Solitamente occuparsi di un film del genere, o anche solo commentarlo su Youtube – cosa che si fa in risposta a sequenze del film, trailer o considerazioni di critici più o meno improvvisati – scatena il più classico”vespaio di polemiche”, la sequela di opinioni divergenti ed annessi insulti reciproci che accompagna tristemente le partite di calcio, come i più oscuri fatti di cronaca nera.
C’è chi scomoda sociologia, nichilismo, razzismo o filosofia della comare, chi parla di buonsenso e voyeurismo, e resta il fatto che il “successo” di una pellicola del genere, nel bene o nel male, fa riflettere di per sè. Per quanto abbia trattato già abbondamentemente di film controversi – ed altrettanto violenti – come Snuff 102, Cannibal Ferox e Mondo Cane, qui si registra un’estremizzazione della violenza inedita, camuffata (con estremo realismo) da filmino snuff. Abbiamo di fronte contenuti pesanti, che strumentalizzano l’orrore del borghese “civilizzato” ed ipocrita nei confronti dei selvaggi, e lo declinano come se il sangue e le morti fossero tutte, indistintamente reali, non frutto di effetti speciali ben realizzati.

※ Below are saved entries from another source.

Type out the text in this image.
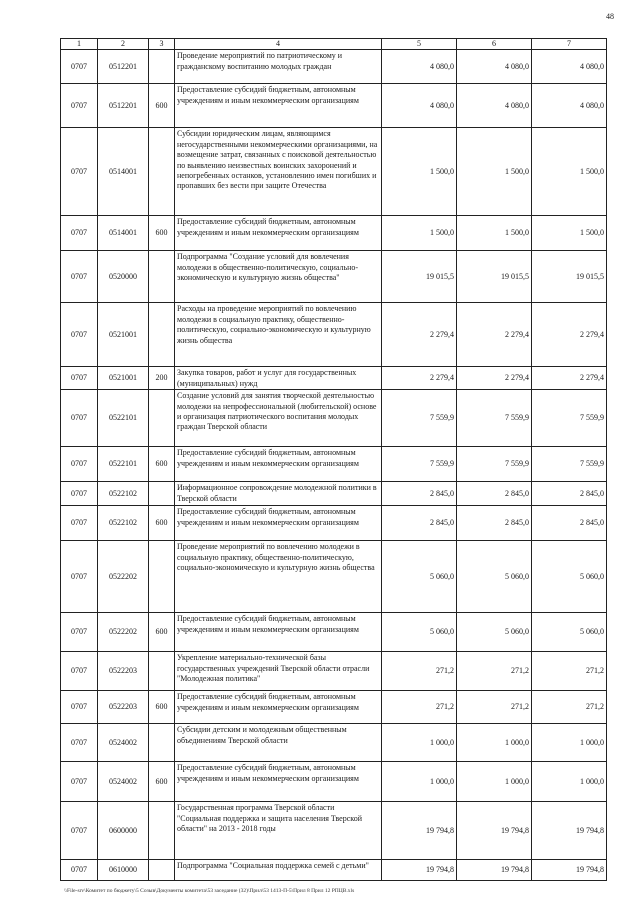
48
1	2	3	4	5	6	7
0707	0512201		Проведение мероприятий по патриотическому и гражданскому воспитанию молодых граждан	4 080,0	4 080,0	4 080,0
0707	0512201	600	Предоставление субсидий бюджетным, автономным учреждениям и иным некоммерческим организациям	4 080,0	4 080,0	4 080,0
0707	0514001		Субсидии юридическим лицам, являющимся негосударственными некоммерческими организациями, на возмещение затрат, связанных с поисковой деятельностью по выявлению неизвестных воинских захоронений и непогребенных останков, установлению имен погибших и пропавших без вести при защите Отечества	1 500,0	1 500,0	1 500,0
0707	0514001	600	Предоставление субсидий бюджетным, автономным учреждениям и иным некоммерческим организациям	1 500,0	1 500,0	1 500,0
0707	0520000		Подпрограмма "Создание условий для вовлечения молодежи в общественно-политическую, социально-экономическую и культурную жизнь общества"	19 015,5	19 015,5	19 015,5
0707	0521001		Расходы на проведение мероприятий по вовлечению молодежи в социальную практику, общественно-политическую, социально-экономическую и культурную жизнь общества	2 279,4	2 279,4	2 279,4
0707	0521001	200	Закупка товаров, работ и услуг для государственных (муниципальных) нужд	2 279,4	2 279,4	2 279,4
0707	0522101		Создание условий для занятия творческой деятельностью молодежи на непрофессиональной (любительской) основе и организация патриотического воспитания молодых граждан Тверской области	7 559,9	7 559,9	7 559,9
0707	0522101	600	Предоставление субсидий бюджетным, автономным учреждениям и иным некоммерческим организациям	7 559,9	7 559,9	7 559,9
0707	0522102		Информационное сопровождение молодежной политики в Тверской области	2 845,0	2 845,0	2 845,0
0707	0522102	600	Предоставление субсидий бюджетным, автономным учреждениям и иным некоммерческим организациям	2 845,0	2 845,0	2 845,0
0707	0522202		Проведение мероприятий по вовлечению молодежи в социальную практику, общественно-политическую, социально-экономическую и культурную жизнь общества	5 060,0	5 060,0	5 060,0
0707	0522202	600	Предоставление субсидий бюджетным, автономным учреждениям и иным некоммерческим организациям	5 060,0	5 060,0	5 060,0
0707	0522203		Укрепление материально-технической базы государственных учреждений Тверской области отрасли "Молодежная политика"	271,2	271,2	271,2
0707	0522203	600	Предоставление субсидий бюджетным, автономным учреждениям и иным некоммерческим организациям	271,2	271,2	271,2
0707	0524002		Субсидии детским и молодежным общественным объединениям Тверской области	1 000,0	1 000,0	1 000,0
0707	0524002	600	Предоставление субсидий бюджетным, автономным учреждениям и иным некоммерческим организациям	1 000,0	1 000,0	1 000,0
0707	0600000		Государственная программа Тверской области "Социальная поддержка и защита населения Тверской области" на 2013 - 2018 годы	19 794,8	19 794,8	19 794,8
0707	0610000		Подпрограмма "Социальная поддержка семей с детьми"	19 794,8	19 794,8	19 794,8
\\File-srv\Комитет по бюджету\5 Созыв\Документы комитета\53 заседание (32)\Прил\53 1413-П-5\Прил 8 Прил 12 РПЦВ.xls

Il regista lo fa con lo stesso espediente della pellicola di Jacopetti, a ben vedere, ovvero mostrando l’aspetto più selvaggio e impresentabile, in contrasto stridente con il mondo di facciata dei grattacieli, finendo per farsi prendere la mano: la denuncia contro il voyeurismo dei quattro reporter d’assalto, disposti a devastare gli indigeni gratuitamente pur di “fare la notizia“, finisce per passare quasi in secondo piano. E questo è un peccato (se posso dire così), perchè ciò che si vede come morte reale (la scimmietta, la testuggine e la vedova nera) va demolire programmaticamente qualsiasi presupposto di discussione che avrebbe dato più significato al film di quanto non ne abbia. La forma trionfa, infierisce e banchetta sulla sostanza, mostrando Cannibal Holocaust per quello che è: un crescendo di violenza e sadismo senza un reale sbocco, che sembra suggerire qualcosa a livello sociale e che lascia, di prima intenzione, un incolmabile senso di vuoto nello spettatore. Se poi si dovesse stilare una classifica dei primi dieci film puramente nichilisti, questo credo ci rientrerebbe a qualsiasi latitudine.

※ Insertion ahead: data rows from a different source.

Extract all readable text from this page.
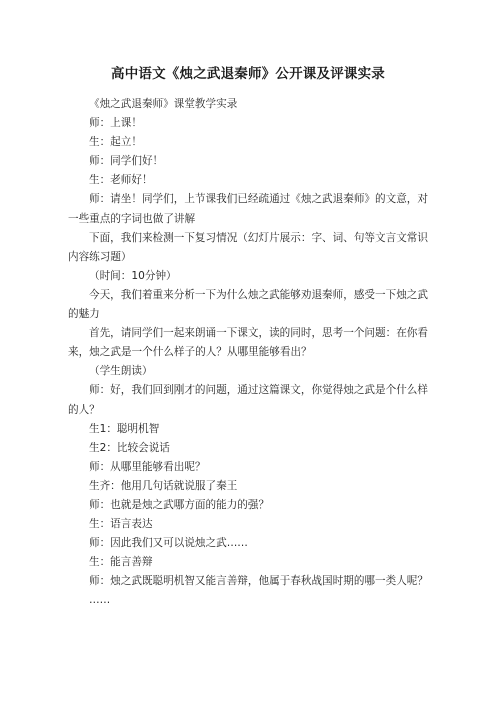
高中语文《烛之武退秦师》公开课及评课实录

《烛之武退秦师》课堂教学实录

师：上课！

生：起立！

师：同学们好！

生：老师好！

师：请坐！同学们，上节课我们已经疏通过《烛之武退秦师》的文意，对一些重点的字词也做了讲解

下面，我们来检测一下复习情况（幻灯片展示：字、词、句等文言文常识内容练习题）

（时间：10分钟）

今天，我们着重来分析一下为什么烛之武能够劝退秦师，感受一下烛之武的魅力

首先，请同学们一起来朗诵一下课文，读的同时，思考一个问题：在你看来，烛之武是一个什么样子的人？从哪里能够看出？

（学生朗读）

师：好，我们回到刚才的问题，通过这篇课文，你觉得烛之武是个什么样的人？

生1：聪明机智

生2：比较会说话

师：从哪里能够看出呢？

生齐：他用几句话就说服了秦王

师：也就是烛之武哪方面的能力的强？

生：语言表达

师：因此我们又可以说烛之武……

生：能言善辩

师：烛之武既聪明机智又能言善辩，他属于春秋战国时期的哪一类人呢？

……
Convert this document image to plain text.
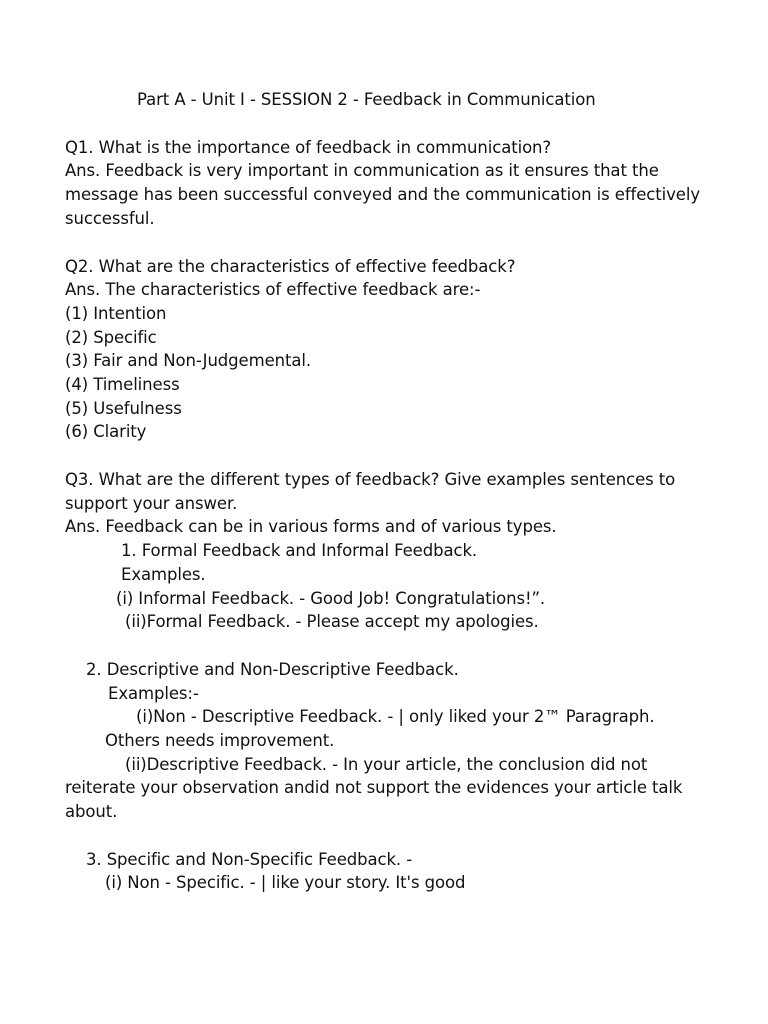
Part A - Unit I - SESSION 2 - Feedback in Communication
Q1. What is the importance of feedback in communication?
Ans. Feedback is very important in communication as it ensures that the
message has been successful conveyed and the communication is effectively
successful.
Q2. What are the characteristics of effective feedback?
Ans. The characteristics of effective feedback are:-
(1) Intention
(2) Specific
(3) Fair and Non-Judgemental.
(4) Timeliness
(5) Usefulness
(6) Clarity
Q3. What are the different types of feedback? Give examples sentences to
support your answer.
Ans. Feedback can be in various forms and of various types.
1. Formal Feedback and Informal Feedback.
Examples.
(i) Informal Feedback. - Good Job! Congratulations!”.
(ii)Formal Feedback. - Please accept my apologies.
2. Descriptive and Non-Descriptive Feedback.
Examples:-
(i)Non - Descriptive Feedback. - | only liked your 2™ Paragraph.
Others needs improvement.
(ii)Descriptive Feedback. - In your article, the conclusion did not
reiterate your observation andid not support the evidences your article talk
about.
3. Specific and Non-Specific Feedback. -
(i) Non - Specific. - | like your story. It's good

Ma non voglio con questo degenerare nelle reazioni scomposte (in parte giustificabili) di molti, perchè questo prescinderebbe dall’aspetto cinematografico il quale, per quanto piaccia poco ammetterlo, è di grande livello e tutt’altro che inesistente. Certo è che Deodato ha giocato parecchio su una forte ambiguità, soprattutto nel destreggiarsi tra scene documentaristiche e finzione, senza far capire quando ci si trovi nell’uno o nell’altro caso. Questo spiazza, disorienta e fa venire dubbi atroci allo spettatore, il quale – se già poco avvezzo a fare ragionamenti durante la visione di un film – si trova ad essere ripetutamente “maltrattato” dal punto di vista visivo.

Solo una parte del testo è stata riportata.